I written before about the complicated decisions regarding whether Title VII prohibits discrimination based on sexual orientation. Ever since the Supreme Court’s decision in Oncale v. Sundowner Offshore Services, 523 U.S. 75 (1998), courts have been grappling with same sex harassment. Does Title VII prohibit discrimination based on sex or not? See my post here and here. The challenge for all judges is that Congress has considered amending Title VII to add protections based on sexual orientation, but ultimately has chosen not to do so. So, the court in Oncale tried to walk a fine line, determining that Title VII did prohibit harassment based on gender stereotypes, but not based on sexual orientation. So, as in Oncale, male on male harassment does violate Title VII so long as they harasser is not motivated by sexual interest.
But, the Seventh Circuit in Chicago appears to be prepared to upend that interpretation of Title VII. In Hively v. Ivy Tech Community College, No. 15-1720 (7th Cir.), many members of the en banc panel expressed misgivings about the current state of the law. Even the more conservative members of the panel shared concerns with precedent. See Slate post here about that en banc hearing. Title VII states plainly that it prohibits discrimination based on sex. If discrimination is based on sexual orientation, how is that not discrimination based on sex? Judges, left of center or right of center are inherently conservative. They much prefer to interpret the written law as it is written. It is increasingly difficult to ignore the wording of Title VII. It does, after all, prohibit discrimination based on sex.

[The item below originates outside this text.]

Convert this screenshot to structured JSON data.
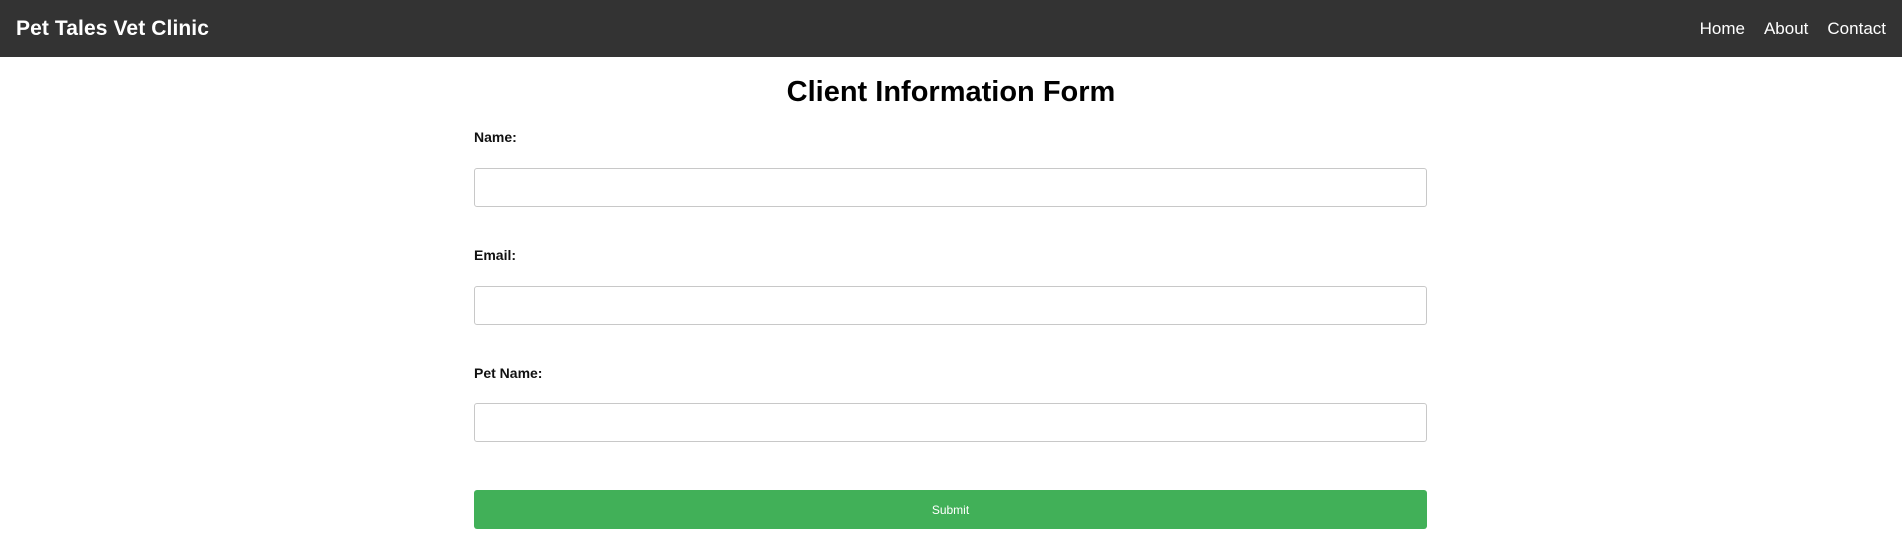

The EEOC has already issued opinions supporting the view that Title VII prohibits discrimination based on sexual orientation. Courts are generally not far behind the EEOC. Even the well respected Judge Posner pointed out that statutory interpretation is not frozen in time. The Civil Rights Act of 1964, what we know as Title VII, was after all, passed in 1964. That was some time ago. Things have changed, pointed out Judge Posner. Judge Bauer, 90 years old, joined with Judge Posner to laugh at the outdated notion that lesbian women are a reaction to ugly men. You know when the judges are joking, the case is really already decided.
As noted at the end of the hearing, the Seventh Circuit is not a particularly liberal circuit. But, its judges tend to be thoughtful judges dedicated to a high standard of judicial scholarship. If they see the law certain way, one can expect them to adhere to their principles.